When you see them showing no zest for life anymore, with no interest in food, water, walking, or their favorite toys, it’s time. You will also need to give yourself time to adjust to the idea.
It’s often recommended that you give yourself a deadline, something like a week. You say that if they aren’t doing better by this day, then we’re going to let them go. In that week or however long you’ve chosen, spoil them rotten. Take them places and create final memories, if they are able to still go out of the house.
If they’ve gotten to a point that they are too weak to walk or move, then it is already time to let them go. Seek advice from your veterinarian and if he or she concurs, then you may go home and make the decision to end his life at home.
Remember that You Aren’t a Professional
Ending your dog’s life at home, by yourself, isn’t the most ideal decision. If you choose to do it, make sure that you use more than the recommended fatal dose to ensure you make no mistakes.
Have all of your preparations in place. Remember that an animal who is dying will lose bladder and bowel control, so bear in mind where you place them. If you are going to send them off with candlelight vigil, make sure that you’ve gathered all the things necessary so that you make no mistakes and are in control of the situation.
Be mindful of who you tell. Not all people will agree with your way of doing things.

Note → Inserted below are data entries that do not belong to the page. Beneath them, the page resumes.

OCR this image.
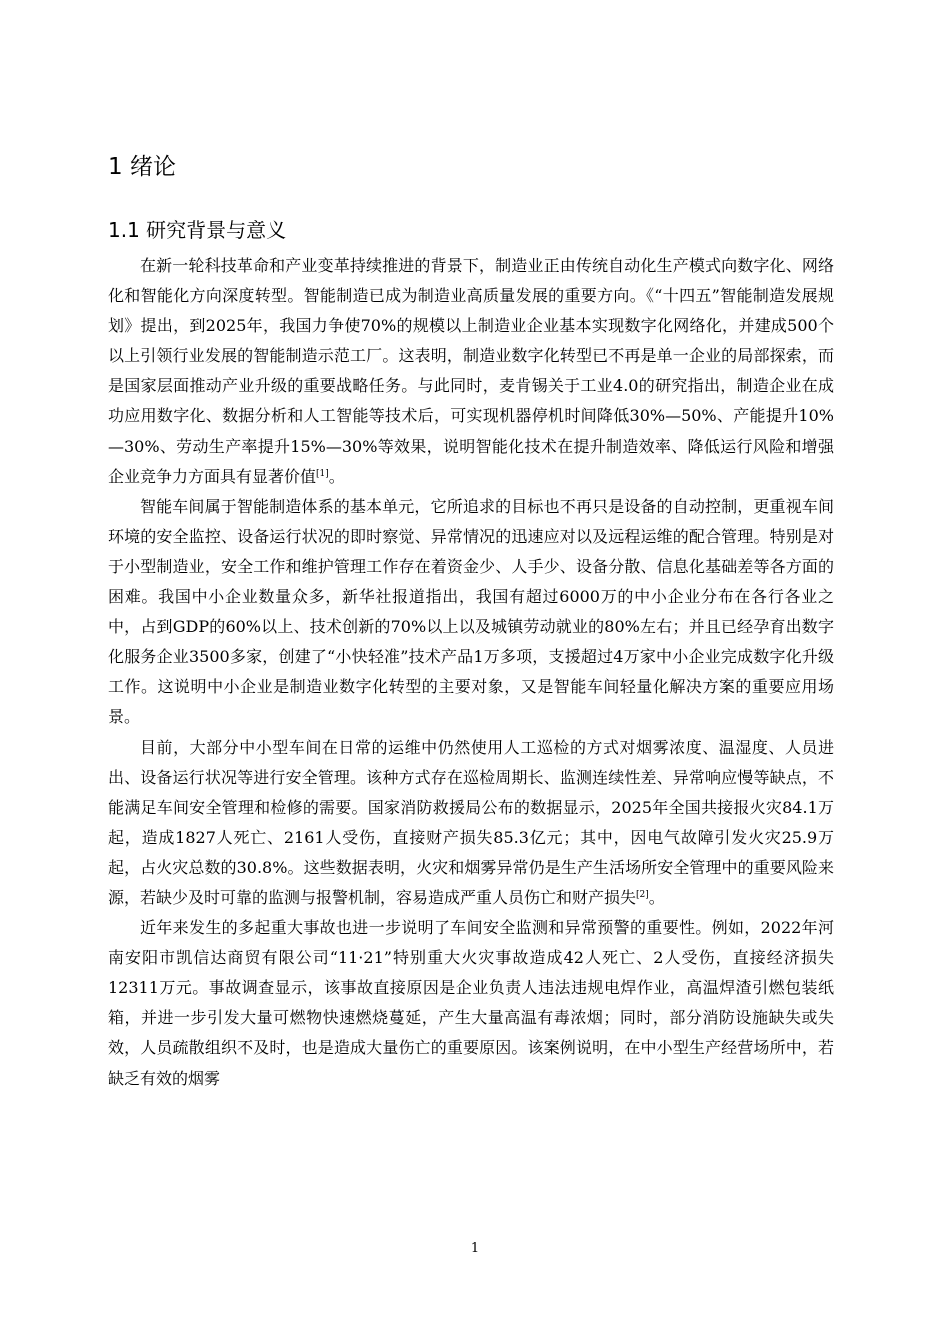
1 绪论
1.1 研究背景与意义

在新一轮科技革命和产业变革持续推进的背景下，制造业正由传统自动化生产模式向数字化、网络化和智能化方向深度转型。智能制造已成为制造业高质量发展的重要方向。《“十四五”智能制造发展规划》提出，到2025年，我国力争使70%的规模以上制造业企业基本实现数字化网络化，并建成500个以上引领行业发展的智能制造示范工厂。这表明，制造业数字化转型已不再是单一企业的局部探索，而是国家层面推动产业升级的重要战略任务。与此同时，麦肯锡关于工业4.0的研究指出，制造企业在成功应用数字化、数据分析和人工智能等技术后，可实现机器停机时间降低30%—50%、产能提升10%—30%、劳动生产率提升15%—30%等效果，说明智能化技术在提升制造效率、降低运行风险和增强企业竞争力方面具有显著价值[1]。

智能车间属于智能制造体系的基本单元，它所追求的目标也不再只是设备的自动控制，更重视车间环境的安全监控、设备运行状况的即时察觉、异常情况的迅速应对以及远程运维的配合管理。特别是对于小型制造业，安全工作和维护管理工作存在着资金少、人手少、设备分散、信息化基础差等各方面的困难。我国中小企业数量众多，新华社报道指出，我国有超过6000万的中小企业分布在各行各业之中，占到GDP的60%以上、技术创新的70%以上以及城镇劳动就业的80%左右；并且已经孕育出数字化服务企业3500多家，创建了“小快轻准”技术产品1万多项，支援超过4万家中小企业完成数字化升级工作。这说明中小企业是制造业数字化转型的主要对象，又是智能车间轻量化解决方案的重要应用场景。

目前，大部分中小型车间在日常的运维中仍然使用人工巡检的方式对烟雾浓度、温湿度、人员进出、设备运行状况等进行安全管理。该种方式存在巡检周期长、监测连续性差、异常响应慢等缺点，不能满足车间安全管理和检修的需要。国家消防救援局公布的数据显示，2025年全国共接报火灾84.1万起，造成1827人死亡、2161人受伤，直接财产损失85.3亿元；其中，因电气故障引发火灾25.9万起，占火灾总数的30.8%。这些数据表明，火灾和烟雾异常仍是生产生活场所安全管理中的重要风险来源，若缺少及时可靠的监测与报警机制，容易造成严重人员伤亡和财产损失[2]。

近年来发生的多起重大事故也进一步说明了车间安全监测和异常预警的重要性。例如，2022年河南安阳市凯信达商贸有限公司“11·21”特别重大火灾事故造成42人死亡、2人受伤，直接经济损失12311万元。事故调查显示，该事故直接原因是企业负责人违法违规电焊作业，高温焊渣引燃包装纸箱，并进一步引发大量可燃物快速燃烧蔓延，产生大量高温有毒浓烟；同时，部分消防设施缺失或失效，人员疏散组织不及时，也是造成大量伤亡的重要原因。该案例说明，在中小型生产经营场所中，若缺乏有效的烟雾

1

It may not be considered legal where you live as well. It’s no one else’s business and you may bury your pet quietly if you so choose to do.

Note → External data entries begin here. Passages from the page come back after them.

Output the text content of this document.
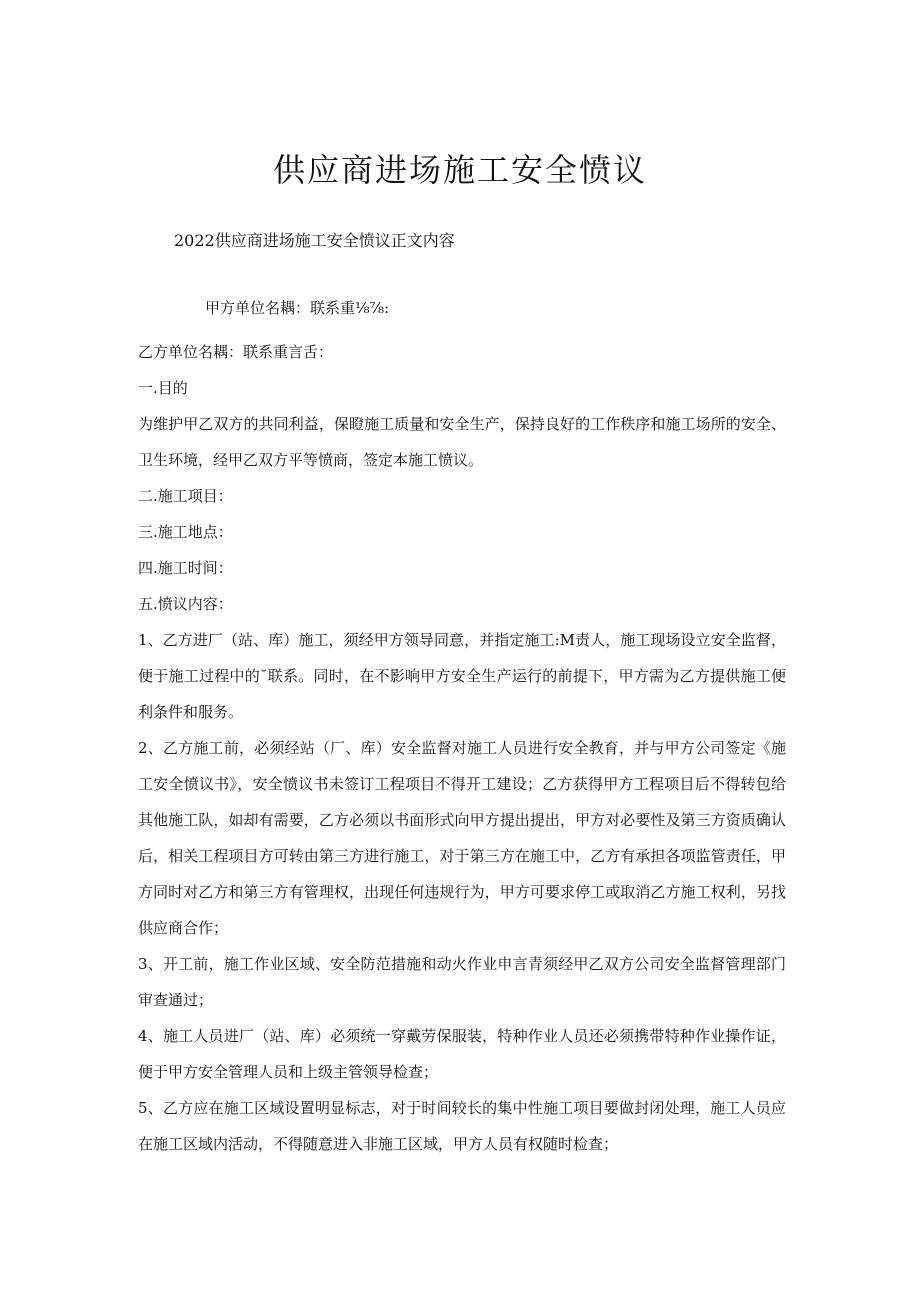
供应商进场施工安全愤议
2022供应商进场施工安全愤议正文内容
甲方单位名耦：联系重⅛⅞:

乙方单位名耦：联系重言舌：

一.目的

为维护甲乙双方的共同利益，保瞪施工质量和安全生产，保持良好的工作秩序和施工场所的安全、卫生环境，经甲乙双方平等愤商，签定本施工愤议。

二.施工项目：

三.施工地点：

四.施工时间：

五.愤议内容：

1、乙方进厂（站、库）施工，须经甲方领导同意，并指定施工:M责人，施工现场设立安全监督，便于施工过程中的˘联系。同时，在不影响甲方安全生产运行的前提下，甲方需为乙方提供施工便利条件和服务。

2、乙方施工前，必须经站（厂、库）安全监督对施工人员进行安全教育，并与甲方公司签定《施工安全愤议书》，安全愤议书未签订工程项目不得开工建设；乙方获得甲方工程项目后不得转包给其他施工队，如却有需要，乙方必须以书面形式向甲方提出提出，甲方对必要性及第三方资质确认后，相关工程项目方可转由第三方进行施工，对于第三方在施工中，乙方有承担各项监管责任，甲方同时对乙方和第三方有管理权，出现任何违规行为，甲方可要求停工或取消乙方施工权利，另找供应商合作；

3、开工前，施工作业区域、安全防范措施和动火作业申言青须经甲乙双方公司安全监督管理部门审查通过；

4、施工人员进厂（站、库）必须统一穿戴劳保服装，特种作业人员还必须携带特种作业操作证，便于甲方安全管理人员和上级主管领导检查；

5、乙方应在施工区域设置明显标志，对于时间较长的集中性施工项目要做封闭处理，施工人员应在施工区域内活动，不得随意进入非施工区域，甲方人员有权随时检查；
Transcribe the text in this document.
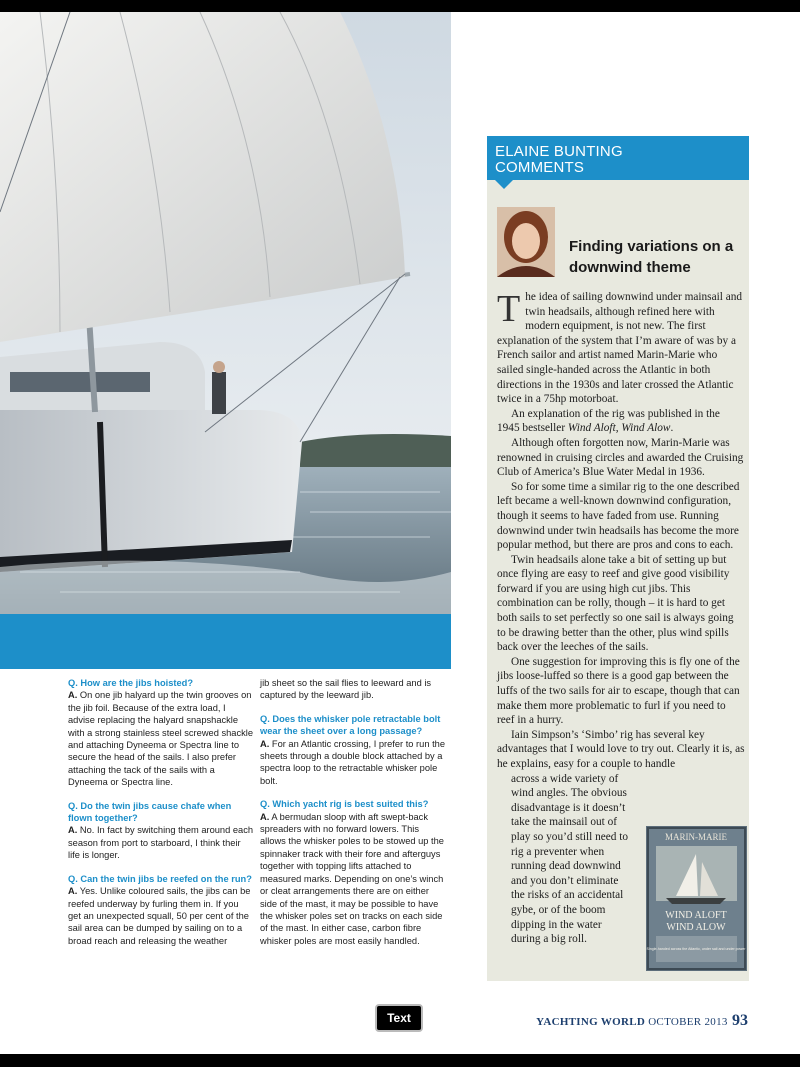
Q. How are the jibs hoisted?
A. On one jib halyard up the twin grooves on the jib foil. Because of the extra load, I advise replacing the halyard snapshackle with a strong stainless steel screwed shackle and attaching Dyneema or Spectra line to secure the head of the sails. I also prefer attaching the tack of the sails with a Dyneema or Spectra line.
Q. Do the twin jibs cause chafe when flown together?
A. No. In fact by switching them around each season from port to starboard, I think their life is longer.
Q. Can the twin jibs be reefed on the run?
A. Yes. Unlike coloured sails, the jibs can be reefed underway by furling them in. If you get an unexpected squall, 50 per cent of the sail area can be dumped by sailing on to a broad reach and releasing the weather
jib sheet so the sail flies to leeward and is captured by the leeward jib.
Q. Does the whisker pole retractable bolt wear the sheet over a long passage?
A. For an Atlantic crossing, I prefer to run the sheets through a double block attached by a spectra loop to the retractable whisker pole bolt.
Q. Which yacht rig is best suited this?
A. A bermudan sloop with aft swept-back spreaders with no forward lowers. This allows the whisker poles to be stowed up the spinnaker track with their fore and afterguys together with topping lifts attached to measured marks. Depending on one’s winch or cleat arrangements there are on either side of the mast, it may be possible to have the whisker poles set on tracks on each side of the mast. In either case, carbon fibre whisker poles are most easily handled.
ELAINE BUNTING
COMMENTS
Finding variations on a downwind theme

The idea of sailing downwind under mainsail and twin headsails, although refined here with modern equipment, is not new. The first explanation of the system that I’m aware of was by a French sailor and artist named Marin-Marie who sailed single-handed across the Atlantic in both directions in the 1930s and later crossed the Atlantic twice in a 75hp motorboat.

An explanation of the rig was published in the 1945 bestseller Wind Aloft, Wind Alow.

Although often forgotten now, Marin-Marie was renowned in cruising circles and awarded the Cruising Club of America’s Blue Water Medal in 1936.

So for some time a similar rig to the one described left became a well-known downwind configuration, though it seems to have faded from use. Running downwind under twin headsails has become the more popular method, but there are pros and cons to each.

Twin headsails alone take a bit of setting up but once flying are easy to reef and give good visibility forward if you are using high cut jibs. This combination can be rolly, though – it is hard to get both sails to set perfectly so one sail is always going to be drawing better than the other, plus wind spills back over the leeches of the sails.

One suggestion for improving this is fly one of the jibs loose-luffed so there is a good gap between the luffs of the two sails for air to escape, though that can make them more problematic to furl if you need to reef in a hurry.

Iain Simpson’s ‘Simbo’ rig has several key advantages that I would love to try out. Clearly it is, as he explains, easy for a couple to handle

across a wide variety of

wind angles. The obvious

disadvantage is it doesn’t

take the mainsail out of

play so you’d still need to

rig a preventer when

running dead downwind

and you don’t eliminate

the risks of an accidental

gybe, or of the boom

dipping in the water

during a big roll.

MARIN-MARIE
WIND ALOFT
WIND ALOW
Single-handed across the Atlantic, under sail and under power
Text	YACHTING WORLD OCTOBER 2013 93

Be prepared for an onslaught of emotion. The moment that you give them the fatal dose, you’ll second guess yourself and you’ll begin to feel awful. This is normal. You don’t put animals down for a living and you likely never thought you’d be ending your best friend’s life at some point.
Just remind yourself that you are humanely helping him to die with dignity. It will still be traumatic for you to some extent. Everyone is different in how they handle it though. Some people are very relieved and not sad.
Loving Them Enough to Let Go
When we pick a puppy out of a litter, or spot that little dog available at the shelter, we aren’t giving a single thought to the day we’ll have to let them go. Inevitably that day does come though.
Dogs are personable and want to please us by giving emotional support. They follow us around, get into things, lick our faces when we are sad, and sometimes can be a royal pain in the rear end, but we love them. We grow to depend on them emotionally.
Letting them go is perhaps the most difficult part of owning a dog. The puppy years, when they chewed a $300 library book, seem hard; but the day you say a final goodbye is truly the hardest.
The decision is a difficult one. It’s gut-wrenching and heartbreaking to come to the realization that your best furry friend is coming to the end of his life.
They don’t live long enough, that’s the worst thing about dogs. Love them fiercely. The day you bring them home for the first time, you already love them. When their time to leave you has come, love them enough to let them go.
Do it in whatever way is best for you, that you can afford. He will be relieved of his pain and you will grieve, but if you are like most dog owners, there will be another one in your future.